11章 入院1日目 その1
前日の打ち合わせで、入院する時間は午後1時に決まっていた。朝7時過ぎに朝食をとるもまだ眠気が残っている。とはいえ入院に備えて持っていくものの準備をしなければならない。持ち込めるものは限られるので、小さめのトランクに3、4着の着替えとタオルなどを詰める。気が乗らないため、少しやっては休み、別のことをしてまた続きを行うという感じだった。
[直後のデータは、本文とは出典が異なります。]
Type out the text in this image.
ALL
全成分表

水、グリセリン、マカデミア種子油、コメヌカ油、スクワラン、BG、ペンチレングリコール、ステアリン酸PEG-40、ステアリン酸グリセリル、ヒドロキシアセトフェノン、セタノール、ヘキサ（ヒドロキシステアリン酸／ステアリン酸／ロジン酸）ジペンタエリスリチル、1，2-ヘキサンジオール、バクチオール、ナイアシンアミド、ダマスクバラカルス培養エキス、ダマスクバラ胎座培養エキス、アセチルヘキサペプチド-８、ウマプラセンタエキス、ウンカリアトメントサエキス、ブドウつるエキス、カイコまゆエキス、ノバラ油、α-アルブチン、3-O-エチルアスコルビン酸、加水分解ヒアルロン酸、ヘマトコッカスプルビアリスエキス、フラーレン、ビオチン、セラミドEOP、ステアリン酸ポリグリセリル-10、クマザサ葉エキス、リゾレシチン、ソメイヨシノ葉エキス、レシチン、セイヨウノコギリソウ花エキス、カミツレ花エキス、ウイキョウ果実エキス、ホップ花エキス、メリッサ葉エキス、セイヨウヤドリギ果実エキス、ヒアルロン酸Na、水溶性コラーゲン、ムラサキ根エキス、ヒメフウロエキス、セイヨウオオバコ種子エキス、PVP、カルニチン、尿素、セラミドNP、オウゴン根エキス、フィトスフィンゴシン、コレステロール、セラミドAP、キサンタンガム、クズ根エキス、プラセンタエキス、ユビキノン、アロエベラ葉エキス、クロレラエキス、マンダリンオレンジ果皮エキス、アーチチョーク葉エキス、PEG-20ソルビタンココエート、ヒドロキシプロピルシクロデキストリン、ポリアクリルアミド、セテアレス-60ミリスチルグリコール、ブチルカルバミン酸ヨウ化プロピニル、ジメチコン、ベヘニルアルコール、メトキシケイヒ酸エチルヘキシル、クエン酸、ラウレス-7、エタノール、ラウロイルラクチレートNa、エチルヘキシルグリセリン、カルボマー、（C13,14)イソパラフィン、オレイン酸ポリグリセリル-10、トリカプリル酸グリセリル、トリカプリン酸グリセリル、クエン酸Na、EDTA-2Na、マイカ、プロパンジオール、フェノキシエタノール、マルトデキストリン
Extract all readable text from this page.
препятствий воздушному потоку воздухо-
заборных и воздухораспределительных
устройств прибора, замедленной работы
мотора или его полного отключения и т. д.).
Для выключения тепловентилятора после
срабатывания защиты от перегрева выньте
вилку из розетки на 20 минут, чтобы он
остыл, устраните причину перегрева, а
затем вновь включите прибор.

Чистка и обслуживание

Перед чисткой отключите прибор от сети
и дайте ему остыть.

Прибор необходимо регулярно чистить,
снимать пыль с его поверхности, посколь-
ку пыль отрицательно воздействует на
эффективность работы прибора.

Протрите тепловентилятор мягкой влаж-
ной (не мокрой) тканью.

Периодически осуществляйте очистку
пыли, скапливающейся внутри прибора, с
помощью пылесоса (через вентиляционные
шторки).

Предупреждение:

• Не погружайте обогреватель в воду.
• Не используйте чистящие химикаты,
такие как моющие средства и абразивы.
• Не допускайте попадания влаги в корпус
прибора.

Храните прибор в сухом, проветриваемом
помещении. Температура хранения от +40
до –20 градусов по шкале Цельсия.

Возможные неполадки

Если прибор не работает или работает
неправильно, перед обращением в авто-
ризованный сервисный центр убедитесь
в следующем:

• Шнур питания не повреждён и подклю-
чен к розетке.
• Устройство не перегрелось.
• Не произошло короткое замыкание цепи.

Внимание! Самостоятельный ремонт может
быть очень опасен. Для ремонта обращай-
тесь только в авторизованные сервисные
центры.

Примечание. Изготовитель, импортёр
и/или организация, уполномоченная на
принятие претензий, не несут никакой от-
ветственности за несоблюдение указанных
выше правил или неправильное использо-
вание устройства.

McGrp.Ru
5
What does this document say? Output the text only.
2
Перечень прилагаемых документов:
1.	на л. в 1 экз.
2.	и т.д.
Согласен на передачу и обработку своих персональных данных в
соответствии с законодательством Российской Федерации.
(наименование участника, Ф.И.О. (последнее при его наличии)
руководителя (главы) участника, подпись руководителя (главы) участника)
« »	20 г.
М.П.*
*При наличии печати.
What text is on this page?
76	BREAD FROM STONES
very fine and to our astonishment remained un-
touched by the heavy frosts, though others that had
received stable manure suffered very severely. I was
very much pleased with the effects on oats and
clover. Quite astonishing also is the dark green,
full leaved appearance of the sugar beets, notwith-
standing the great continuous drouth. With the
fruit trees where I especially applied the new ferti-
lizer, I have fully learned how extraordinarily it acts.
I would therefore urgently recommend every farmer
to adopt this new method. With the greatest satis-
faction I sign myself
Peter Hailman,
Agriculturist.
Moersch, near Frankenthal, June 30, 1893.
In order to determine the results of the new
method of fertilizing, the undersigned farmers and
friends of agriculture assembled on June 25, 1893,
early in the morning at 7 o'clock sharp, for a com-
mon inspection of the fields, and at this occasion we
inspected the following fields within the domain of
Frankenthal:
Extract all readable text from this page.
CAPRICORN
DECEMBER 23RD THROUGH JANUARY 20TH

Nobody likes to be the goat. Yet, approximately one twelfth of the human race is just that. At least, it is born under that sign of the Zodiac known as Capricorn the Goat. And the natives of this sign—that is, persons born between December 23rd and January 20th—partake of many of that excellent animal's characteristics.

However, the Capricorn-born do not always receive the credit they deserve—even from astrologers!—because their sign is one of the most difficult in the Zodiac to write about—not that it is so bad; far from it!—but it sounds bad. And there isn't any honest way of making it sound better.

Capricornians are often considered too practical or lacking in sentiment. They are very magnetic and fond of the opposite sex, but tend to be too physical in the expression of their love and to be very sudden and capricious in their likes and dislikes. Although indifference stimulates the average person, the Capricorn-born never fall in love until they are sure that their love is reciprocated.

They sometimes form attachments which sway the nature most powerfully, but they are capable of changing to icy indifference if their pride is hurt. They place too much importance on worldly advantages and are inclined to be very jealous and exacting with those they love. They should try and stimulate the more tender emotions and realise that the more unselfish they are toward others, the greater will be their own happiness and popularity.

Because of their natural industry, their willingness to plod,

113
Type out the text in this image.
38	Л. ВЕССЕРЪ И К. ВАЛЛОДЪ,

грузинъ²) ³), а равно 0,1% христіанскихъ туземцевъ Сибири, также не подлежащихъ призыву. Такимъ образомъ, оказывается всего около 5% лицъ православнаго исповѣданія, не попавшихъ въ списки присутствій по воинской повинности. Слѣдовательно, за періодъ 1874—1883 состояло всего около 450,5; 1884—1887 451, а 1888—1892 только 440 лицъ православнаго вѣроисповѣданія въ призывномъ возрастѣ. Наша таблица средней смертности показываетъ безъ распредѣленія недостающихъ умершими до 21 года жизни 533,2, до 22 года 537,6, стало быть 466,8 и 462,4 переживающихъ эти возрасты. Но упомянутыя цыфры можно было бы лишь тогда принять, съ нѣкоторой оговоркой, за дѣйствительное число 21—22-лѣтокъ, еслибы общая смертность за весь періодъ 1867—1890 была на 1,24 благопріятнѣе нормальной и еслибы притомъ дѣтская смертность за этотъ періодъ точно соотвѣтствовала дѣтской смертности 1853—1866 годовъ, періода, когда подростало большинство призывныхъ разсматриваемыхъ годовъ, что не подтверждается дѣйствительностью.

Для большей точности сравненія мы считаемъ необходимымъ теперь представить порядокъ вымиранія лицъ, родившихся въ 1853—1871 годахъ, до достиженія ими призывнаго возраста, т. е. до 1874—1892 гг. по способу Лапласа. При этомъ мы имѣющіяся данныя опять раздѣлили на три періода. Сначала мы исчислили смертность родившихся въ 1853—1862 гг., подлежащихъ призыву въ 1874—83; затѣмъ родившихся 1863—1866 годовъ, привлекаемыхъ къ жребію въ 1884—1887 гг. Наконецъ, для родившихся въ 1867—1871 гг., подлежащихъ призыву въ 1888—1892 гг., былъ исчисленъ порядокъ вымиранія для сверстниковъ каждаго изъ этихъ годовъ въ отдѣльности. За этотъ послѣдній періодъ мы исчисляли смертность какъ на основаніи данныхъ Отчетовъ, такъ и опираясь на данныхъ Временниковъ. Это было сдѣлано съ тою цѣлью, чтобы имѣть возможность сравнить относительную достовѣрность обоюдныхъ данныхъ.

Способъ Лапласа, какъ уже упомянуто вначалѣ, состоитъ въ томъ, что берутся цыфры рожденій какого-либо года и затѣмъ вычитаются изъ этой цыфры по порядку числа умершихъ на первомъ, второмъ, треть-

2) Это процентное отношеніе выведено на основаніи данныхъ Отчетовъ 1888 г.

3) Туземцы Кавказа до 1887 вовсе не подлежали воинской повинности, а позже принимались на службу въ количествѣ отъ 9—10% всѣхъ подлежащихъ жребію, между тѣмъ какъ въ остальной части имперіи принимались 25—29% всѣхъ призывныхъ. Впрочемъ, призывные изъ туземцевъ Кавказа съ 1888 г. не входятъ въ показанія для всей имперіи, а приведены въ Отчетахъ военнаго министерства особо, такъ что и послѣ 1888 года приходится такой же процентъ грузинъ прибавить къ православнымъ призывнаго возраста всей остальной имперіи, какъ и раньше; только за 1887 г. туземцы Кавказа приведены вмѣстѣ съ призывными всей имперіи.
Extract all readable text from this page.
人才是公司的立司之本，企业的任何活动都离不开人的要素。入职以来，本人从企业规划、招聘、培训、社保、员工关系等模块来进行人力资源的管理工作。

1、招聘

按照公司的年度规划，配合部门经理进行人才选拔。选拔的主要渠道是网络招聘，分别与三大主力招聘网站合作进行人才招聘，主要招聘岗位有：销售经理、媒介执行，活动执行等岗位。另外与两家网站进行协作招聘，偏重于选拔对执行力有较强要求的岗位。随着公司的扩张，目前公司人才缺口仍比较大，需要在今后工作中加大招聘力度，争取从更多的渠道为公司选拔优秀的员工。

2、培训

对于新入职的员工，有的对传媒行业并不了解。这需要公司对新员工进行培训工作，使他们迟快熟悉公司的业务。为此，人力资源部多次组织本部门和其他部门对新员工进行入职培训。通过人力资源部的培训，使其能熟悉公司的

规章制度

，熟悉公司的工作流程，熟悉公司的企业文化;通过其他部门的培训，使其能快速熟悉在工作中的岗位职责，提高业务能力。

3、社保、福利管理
午後になるともう出発する時間だ。入院する病院は電車で20分程度とさして遠くない場所にある。駅からはタクシーを使い5分程度だ。付き添いというか保証人という形で父親が一緒だった。
精神科のみを扱う閉鎖病棟と聞いていたので、小さい病院を想像していたが、思っていたより大きく、キレイな病院であった。病院の雰囲気をみて、少し落ち着いた感じで受付をすませる。しばらく待つと、直接先生と話をする前に予診が行われた。そこではこれまでの病歴や家族構成など身辺的なことをひととおり聞かれた。この話のあと主治医との対面となったが概ね同じことを聞かれた。予診の意味はあったのか不思議に思ったが、こういう手続きを踏む必要があるのだろうとあまり難しく考えることはしなかった。ただ、ひとつだけ違うことに気づいていた。主治医は、私の口調や受け応えを慎重に見ていたのだ。私個人としては、気持ちの落ち込みはあるにせよこの段階で希死念慮はあまり高くなかった。1日経って落ち着いたのと入院することで実質的に自殺などさせてもらえない環境にあるという妙な安心感があったのだ。そして最後に主治医は私にこう言った。
「入院するにあたり自殺(未遂)をしないと約束できますか?」
もちろん私の答えは決まっていた。